Hemşirelik geçmişte “kadın mesleği” olarak anılırken, Türkiye’de ilk kez 1999 yılında Dokuz Eylül Üniversitesi Hemşirelik Fakültesine bir erkek öğrenci alındı.
Yapılan düzenlemeyle diğer hemşirelik fakülteleri de erkek öğrencileri kabul etmeye başladı.
Önce özel hastanelerde çalışan erkek hemşireler, Sağlık Bakanlığının 2007’de yaptığı değişiklikle kamu hastanelerinde de görev aldı.
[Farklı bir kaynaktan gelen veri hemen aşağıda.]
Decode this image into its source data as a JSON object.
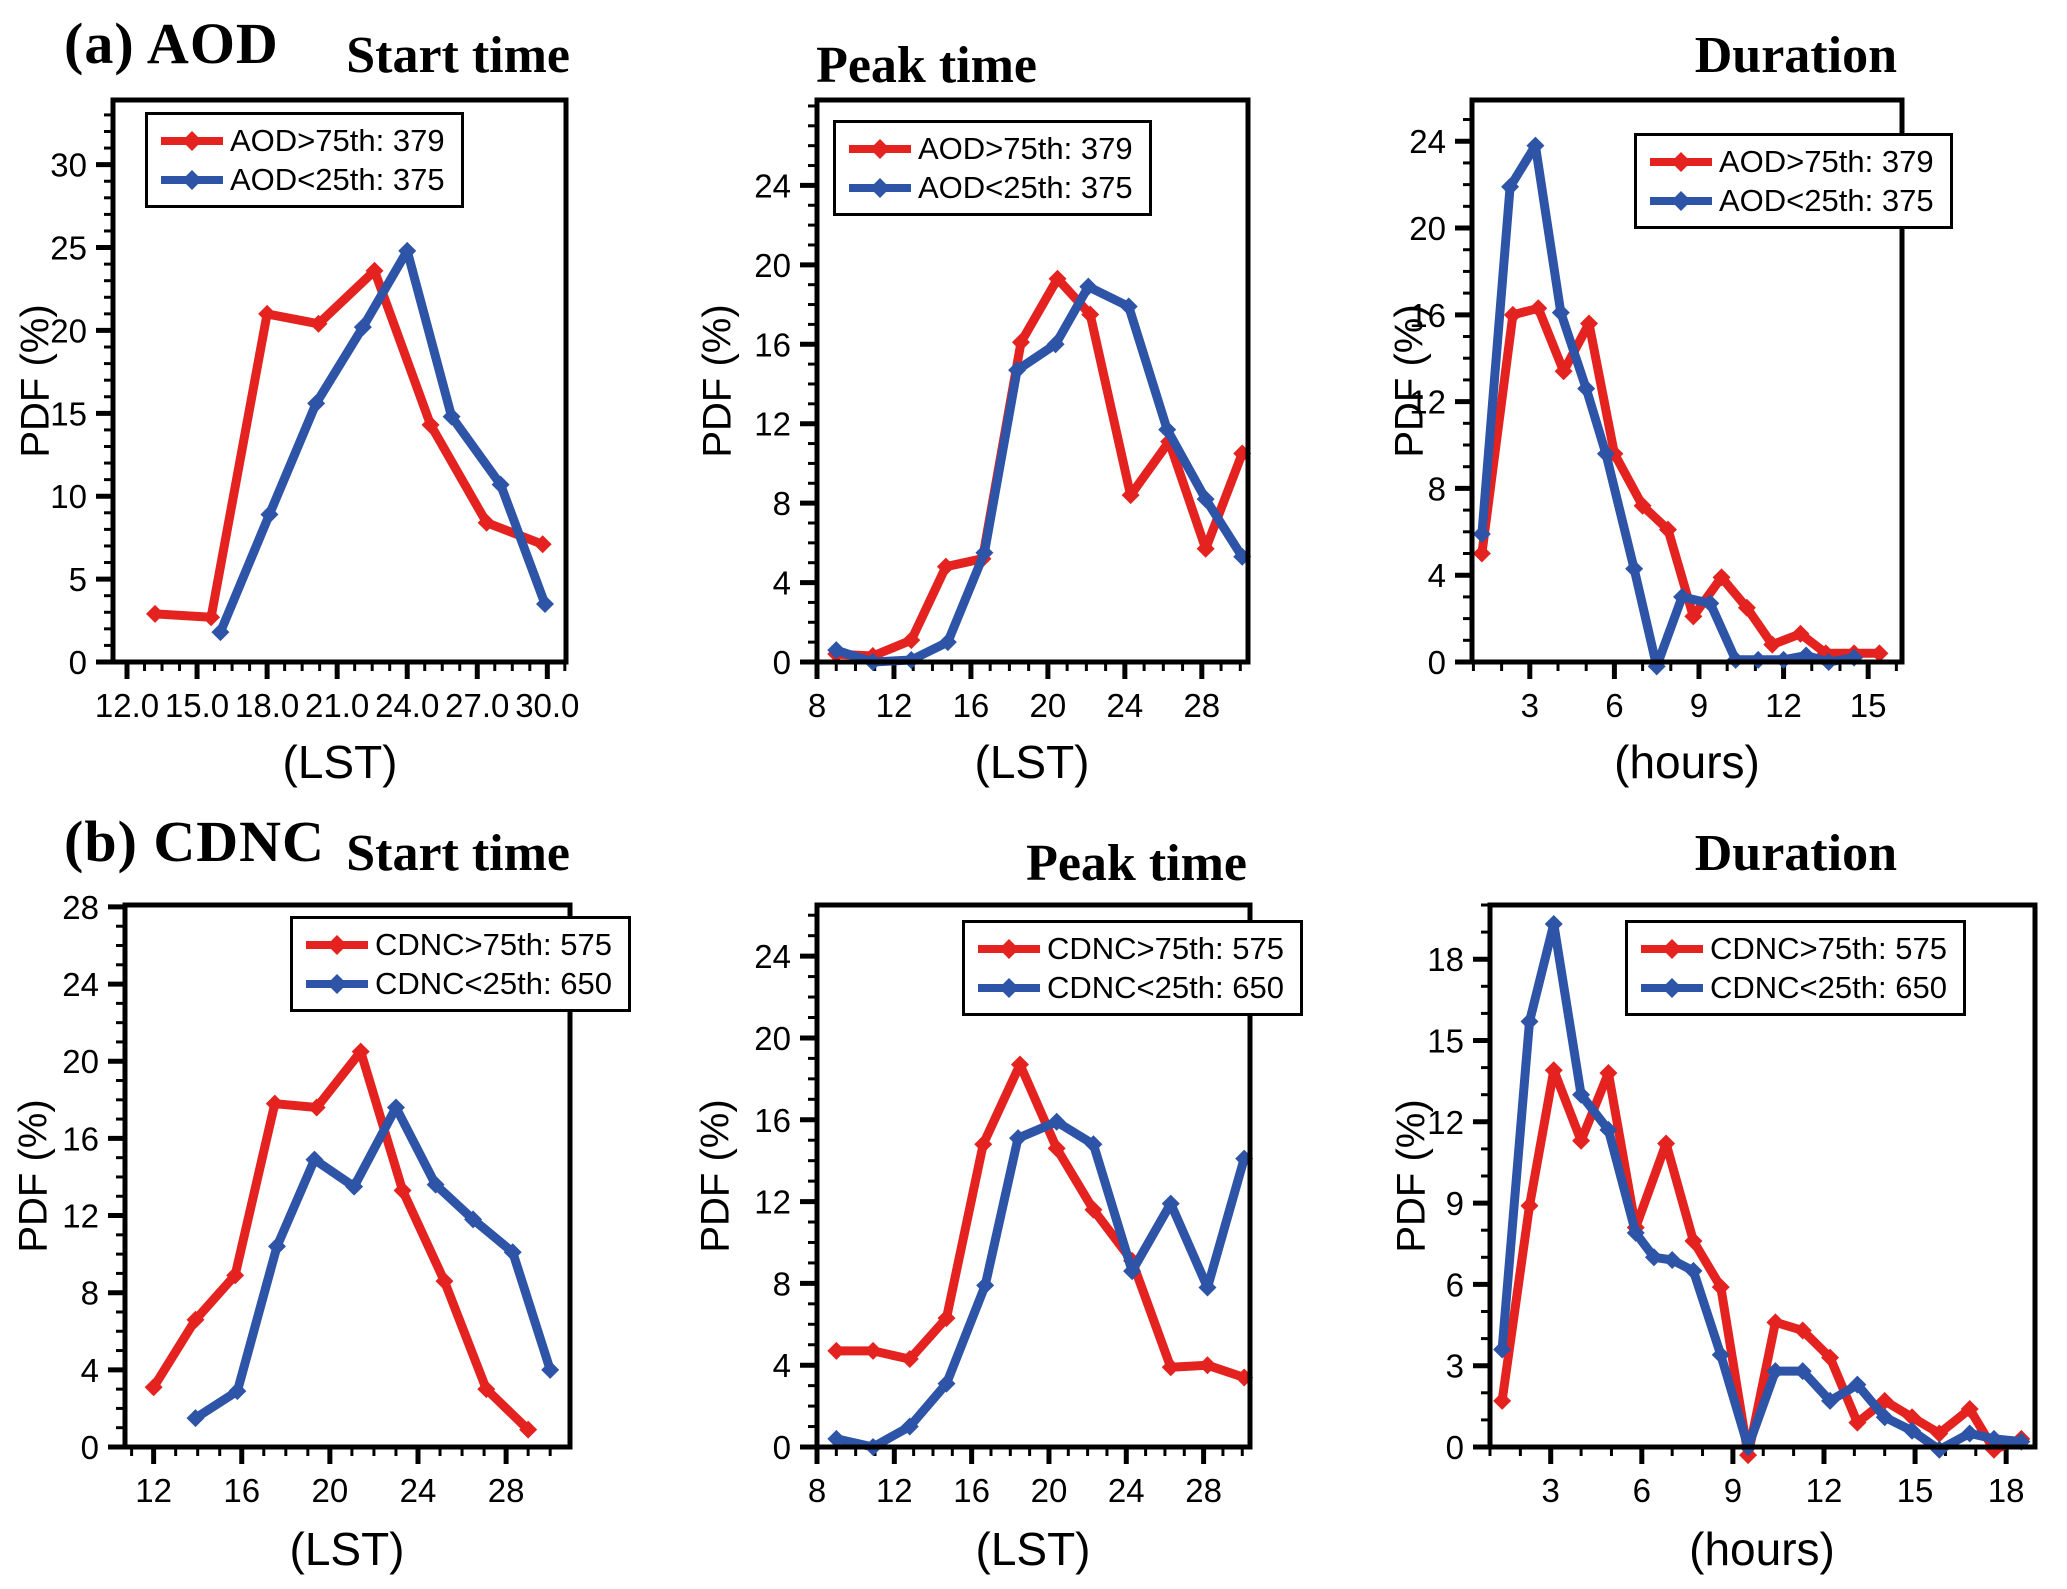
{
  "rows": [
    {
      "label": "(a) AOD"
    },
    {
      "label": "(b) CDNC"
    }
  ],
  "colors": {
    "high_series": "#e42320",
    "low_series": "#2d54a6",
    "axis": "#000000"
  },
  "chart_data": [
    {
      "id": "a-start",
      "type": "line",
      "title": "Start time",
      "xlabel": "(LST)",
      "ylabel": "PDF (%)",
      "xlim": [
        11.4,
        30.8
      ],
      "ylim": [
        0,
        33.9
      ],
      "xticks": {
        "values": [
          12,
          15,
          18,
          21,
          24,
          27,
          30
        ],
        "labels": [
          "12.0",
          "15.0",
          "18.0",
          "21.0",
          "24.0",
          "27.0",
          "30.0"
        ]
      },
      "yticks": [
        0,
        5,
        10,
        15,
        20,
        25,
        30
      ],
      "x_minor": 0.75,
      "y_minor": 1,
      "grid": false,
      "legend_pos": "top-left",
      "series": [
        {
          "name": "AOD>75th: 379",
          "color": "#e42320",
          "points": [
            [
              13.2,
              2.9
            ],
            [
              15.6,
              2.7
            ],
            [
              18.0,
              21.0
            ],
            [
              20.2,
              20.4
            ],
            [
              22.6,
              23.6
            ],
            [
              25.0,
              14.3
            ],
            [
              27.4,
              8.4
            ],
            [
              29.8,
              7.1
            ]
          ]
        },
        {
          "name": "AOD<25th: 375",
          "color": "#2d54a6",
          "points": [
            [
              16.0,
              1.8
            ],
            [
              18.1,
              8.9
            ],
            [
              20.1,
              15.6
            ],
            [
              22.1,
              20.2
            ],
            [
              24.0,
              24.8
            ],
            [
              25.9,
              14.8
            ],
            [
              28.0,
              10.7
            ],
            [
              29.9,
              3.5
            ]
          ]
        }
      ]
    },
    {
      "id": "a-peak",
      "type": "line",
      "title": "Peak time",
      "xlabel": "(LST)",
      "ylabel": "PDF (%)",
      "xlim": [
        8,
        30.4
      ],
      "ylim": [
        0,
        28.3
      ],
      "xticks": {
        "values": [
          8,
          12,
          16,
          20,
          24,
          28
        ],
        "labels": [
          "8",
          "12",
          "16",
          "20",
          "24",
          "28"
        ]
      },
      "yticks": [
        0,
        4,
        8,
        12,
        16,
        20,
        24
      ],
      "x_minor": 1,
      "y_minor": 1,
      "grid": false,
      "legend_pos": "top-left",
      "series": [
        {
          "name": "AOD>75th: 379",
          "color": "#e42320",
          "points": [
            [
              9.0,
              0.4
            ],
            [
              10.9,
              0.3
            ],
            [
              12.9,
              1.1
            ],
            [
              14.7,
              4.8
            ],
            [
              16.6,
              5.2
            ],
            [
              18.6,
              16.1
            ],
            [
              20.5,
              19.3
            ],
            [
              22.2,
              17.5
            ],
            [
              24.3,
              8.4
            ],
            [
              26.3,
              11.1
            ],
            [
              28.2,
              5.7
            ],
            [
              30.1,
              10.5
            ]
          ]
        },
        {
          "name": "AOD<25th: 375",
          "color": "#2d54a6",
          "points": [
            [
              9.0,
              0.6
            ],
            [
              10.9,
              0.0
            ],
            [
              12.9,
              0.1
            ],
            [
              14.8,
              1.0
            ],
            [
              16.7,
              5.5
            ],
            [
              18.4,
              14.7
            ],
            [
              20.4,
              16.0
            ],
            [
              22.1,
              18.9
            ],
            [
              24.2,
              17.9
            ],
            [
              26.2,
              11.7
            ],
            [
              28.2,
              8.2
            ],
            [
              30.1,
              5.3
            ]
          ]
        }
      ]
    },
    {
      "id": "a-duration",
      "type": "line",
      "title": "Duration",
      "xlabel": "(hours)",
      "ylabel": "PDF (%)",
      "xlim": [
        0.95,
        16.2
      ],
      "ylim": [
        0,
        25.9
      ],
      "xticks": {
        "values": [
          3,
          6,
          9,
          12,
          15
        ],
        "labels": [
          "3",
          "6",
          "9",
          "12",
          "15"
        ]
      },
      "yticks": [
        0,
        4,
        8,
        12,
        16,
        20,
        24
      ],
      "x_minor": 1,
      "y_minor": 1,
      "grid": false,
      "legend_pos": "top-right",
      "series": [
        {
          "name": "AOD>75th: 379",
          "color": "#e42320",
          "points": [
            [
              1.3,
              5.0
            ],
            [
              2.4,
              16.0
            ],
            [
              3.3,
              16.3
            ],
            [
              4.2,
              13.4
            ],
            [
              5.1,
              15.6
            ],
            [
              6.0,
              9.6
            ],
            [
              7.0,
              7.2
            ],
            [
              7.9,
              6.1
            ],
            [
              8.8,
              2.1
            ],
            [
              9.8,
              3.9
            ],
            [
              10.7,
              2.5
            ],
            [
              11.6,
              0.8
            ],
            [
              12.6,
              1.3
            ],
            [
              13.5,
              0.4
            ],
            [
              14.5,
              0.4
            ],
            [
              15.4,
              0.4
            ]
          ]
        },
        {
          "name": "AOD<25th: 375",
          "color": "#2d54a6",
          "points": [
            [
              1.3,
              5.9
            ],
            [
              2.3,
              21.9
            ],
            [
              3.2,
              23.8
            ],
            [
              4.1,
              16.1
            ],
            [
              5.0,
              12.6
            ],
            [
              5.7,
              9.6
            ],
            [
              6.7,
              4.3
            ],
            [
              7.5,
              -0.2
            ],
            [
              8.4,
              3.0
            ],
            [
              9.4,
              2.7
            ],
            [
              10.3,
              0.1
            ],
            [
              11.1,
              0.1
            ],
            [
              12.0,
              0.1
            ],
            [
              12.8,
              0.3
            ],
            [
              13.6,
              0.0
            ],
            [
              14.5,
              0.2
            ]
          ]
        }
      ]
    },
    {
      "id": "b-start",
      "type": "line",
      "title": "Start time",
      "xlabel": "(LST)",
      "ylabel": "PDF (%)",
      "xlim": [
        10.7,
        30.9
      ],
      "ylim": [
        0,
        28.1
      ],
      "xticks": {
        "values": [
          12,
          16,
          20,
          24,
          28
        ],
        "labels": [
          "12",
          "16",
          "20",
          "24",
          "28"
        ]
      },
      "yticks": [
        0,
        4,
        8,
        12,
        16,
        20,
        24,
        28
      ],
      "x_minor": 1,
      "y_minor": 1,
      "grid": false,
      "legend_pos": "top-right",
      "series": [
        {
          "name": "CDNC>75th: 575",
          "color": "#e42320",
          "points": [
            [
              12.0,
              3.1
            ],
            [
              13.9,
              6.6
            ],
            [
              15.7,
              8.9
            ],
            [
              17.5,
              17.8
            ],
            [
              19.4,
              17.6
            ],
            [
              21.4,
              20.5
            ],
            [
              23.3,
              13.3
            ],
            [
              25.2,
              8.6
            ],
            [
              27.1,
              3.0
            ],
            [
              29.0,
              0.9
            ]
          ]
        },
        {
          "name": "CDNC<25th: 650",
          "color": "#2d54a6",
          "points": [
            [
              13.9,
              1.5
            ],
            [
              15.8,
              2.9
            ],
            [
              17.6,
              10.4
            ],
            [
              19.3,
              14.9
            ],
            [
              21.1,
              13.5
            ],
            [
              23.0,
              17.6
            ],
            [
              24.8,
              13.6
            ],
            [
              26.5,
              11.8
            ],
            [
              28.3,
              10.1
            ],
            [
              30.0,
              4.0
            ]
          ]
        }
      ]
    },
    {
      "id": "b-peak",
      "type": "line",
      "title": "Peak time",
      "xlabel": "(LST)",
      "ylabel": "PDF (%)",
      "xlim": [
        8,
        30.4
      ],
      "ylim": [
        0,
        26.5
      ],
      "xticks": {
        "values": [
          8,
          12,
          16,
          20,
          24,
          28
        ],
        "labels": [
          "8",
          "12",
          "16",
          "20",
          "24",
          "28"
        ]
      },
      "yticks": [
        0,
        4,
        8,
        12,
        16,
        20,
        24
      ],
      "x_minor": 1,
      "y_minor": 1,
      "grid": false,
      "legend_pos": "top-right",
      "series": [
        {
          "name": "CDNC>75th: 575",
          "color": "#e42320",
          "points": [
            [
              9.0,
              4.7
            ],
            [
              10.9,
              4.7
            ],
            [
              12.8,
              4.3
            ],
            [
              14.7,
              6.3
            ],
            [
              16.6,
              14.8
            ],
            [
              18.5,
              18.7
            ],
            [
              20.4,
              14.6
            ],
            [
              22.3,
              11.6
            ],
            [
              24.3,
              9.1
            ],
            [
              26.3,
              3.9
            ],
            [
              28.2,
              4.0
            ],
            [
              30.1,
              3.4
            ]
          ]
        },
        {
          "name": "CDNC<25th: 650",
          "color": "#2d54a6",
          "points": [
            [
              9.0,
              0.4
            ],
            [
              10.9,
              0.0
            ],
            [
              12.8,
              1.0
            ],
            [
              14.7,
              3.1
            ],
            [
              16.7,
              7.9
            ],
            [
              18.4,
              15.1
            ],
            [
              20.4,
              15.9
            ],
            [
              22.3,
              14.8
            ],
            [
              24.3,
              8.6
            ],
            [
              26.3,
              11.9
            ],
            [
              28.2,
              7.8
            ],
            [
              30.1,
              14.1
            ]
          ]
        }
      ]
    },
    {
      "id": "b-duration",
      "type": "line",
      "title": "Duration",
      "xlabel": "(hours)",
      "ylabel": "PDF (%)",
      "xlim": [
        1.0,
        18.95
      ],
      "ylim": [
        0,
        20.0
      ],
      "xticks": {
        "values": [
          3,
          6,
          9,
          12,
          15,
          18
        ],
        "labels": [
          "3",
          "6",
          "9",
          "12",
          "15",
          "18"
        ]
      },
      "yticks": [
        0,
        3,
        6,
        9,
        12,
        15,
        18
      ],
      "x_minor": 1,
      "y_minor": 1,
      "grid": false,
      "legend_pos": "top-right",
      "series": [
        {
          "name": "CDNC>75th: 575",
          "color": "#e42320",
          "points": [
            [
              1.4,
              1.7
            ],
            [
              2.3,
              8.9
            ],
            [
              3.1,
              13.9
            ],
            [
              4.0,
              11.3
            ],
            [
              4.9,
              13.8
            ],
            [
              5.8,
              8.1
            ],
            [
              6.8,
              11.2
            ],
            [
              7.7,
              7.6
            ],
            [
              8.6,
              5.9
            ],
            [
              9.5,
              -0.3
            ],
            [
              10.4,
              4.6
            ],
            [
              11.3,
              4.3
            ],
            [
              12.2,
              3.3
            ],
            [
              13.1,
              0.9
            ],
            [
              14.0,
              1.7
            ],
            [
              14.9,
              1.1
            ],
            [
              15.8,
              0.5
            ],
            [
              16.8,
              1.4
            ],
            [
              17.6,
              -0.1
            ],
            [
              18.5,
              0.3
            ]
          ]
        },
        {
          "name": "CDNC<25th: 650",
          "color": "#2d54a6",
          "points": [
            [
              1.4,
              3.6
            ],
            [
              2.3,
              15.7
            ],
            [
              3.1,
              19.3
            ],
            [
              4.0,
              13.0
            ],
            [
              4.9,
              11.7
            ],
            [
              5.8,
              7.9
            ],
            [
              6.4,
              7.0
            ],
            [
              7.0,
              6.9
            ],
            [
              7.7,
              6.5
            ],
            [
              8.6,
              3.4
            ],
            [
              9.5,
              0.0
            ],
            [
              10.4,
              2.8
            ],
            [
              11.3,
              2.8
            ],
            [
              12.2,
              1.7
            ],
            [
              13.1,
              2.3
            ],
            [
              14.0,
              1.1
            ],
            [
              14.9,
              0.6
            ],
            [
              15.8,
              -0.1
            ],
            [
              16.8,
              0.5
            ],
            [
              17.6,
              0.3
            ],
            [
              18.5,
              0.2
            ]
          ]
        }
      ]
    }
  ]
}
İlk yıllarda garipsenen erkek hemşireler, cinsiyetçi yaklaşımların azalmasının verdiği motivasyonla kadın meslektaşlarıyla omuz omuza hastaların tedavisi için çaba gösteriyor.
İzmir Şehir Hastanesi’nde de görev yapan hemşirelerin yaklaşık yüzde 30’u erkeklerden oluşuyor.
Hastanenin Yoğun Bakım Servisi Sorumlu Hemşiresi Buğra Kaan Uranoğlu, çocukken sağlık meslek lisesinde eğitim gören üniformalı öğrencileri görünce hemşire olmaya karar verdiğini söyledi.
Üniversite sınavlarında ilk tercih olarak yazdığı Ege Üniversitesi Hemşirelik Fakültesi’nde eğitim aldığını belirten Uranoğlu, şunları kaydetti:
“Bazen hastaların tercihi bazen de güç gerektiren işler olduğu için erkeklerin de sahada olması gerekiyor. Yakın çevrem ilk başta garipsedi. ‘Erkek hemşire olur mu?’ dediler. Ben de ‘olur’ dedim. 4 yıl lisans, üzerine de 2 yıl yüksek lisans yaptım. Ailemin ve çevremde bulunan insanların önyargılarını yıktım. Gururla mesleğimi yapıyorum.”
“Artık toplumdaki algı değişti”
Hemşire Yaşar Bağ da 12 yıldır kamu hastanelerinde görev yaptığını anlattı.
İlk yıllarında mesleğe yönelik cinsiyetçi bakış nedeniyle çok zorlandığını vurgulayan Bağ, şöyle konuştu:
“Bu mesleği sadece kadınların yapabileceği düşünülüyordu. Bizim yıkmamız gereken şey mesleğimizin cinsiyetiydi. Ekip arkadaşlarımızın da cinsiyetçi tepkileriyle karşılaştık. Bu işin erkek işi olmayacağını düşünüyorlardı. Hasta tarafı vardı. Bizim onlara, onların da bize adapte olması biraz uzun sürdü. Çünkü hemşirelik eski bir meslek ama erkekler için ise yeniydi. Mesleğimin 5’inci yılında artık çevremin, akrabalarımın ve eşimin beni hemşire olarak kabullendiklerini gördüm. Daha önce, ‘sağlık memuru musun, hemşire misin, sana hemşire mi diyeceğiz, nasıl sesleneceğiz?’ gibi tepkiler geliyordu. Artık toplumdaki algı değişti.”
Samet Öztürk ise 7 yıldır hemşirelik yaptığını, eğitimini aldığı dönemde de kafasında mesleğiyle ilgili hep bir kadın figürünün olduğunu dile getirdi.
Hastanelerde çalışmaya başlayınca erkek hemşirenin ne kadar önemli olduğunu fark ettiğine değinen Öztürk, “Hastalarımızda ilk zamanlarda önyargı vardı. Bu konudaki zorlukların aşılmasına yardımcı olduk” dedi.
Hemşirelerden Ezgi Öksüz ise erkek hemşirelerin özellikle yoğun bakımda kadınların yükünü aldığını, kadın hemşireler olarak erkek meslektaşlarıyla görev yapmaktan keyif aldıklarını kaydetti.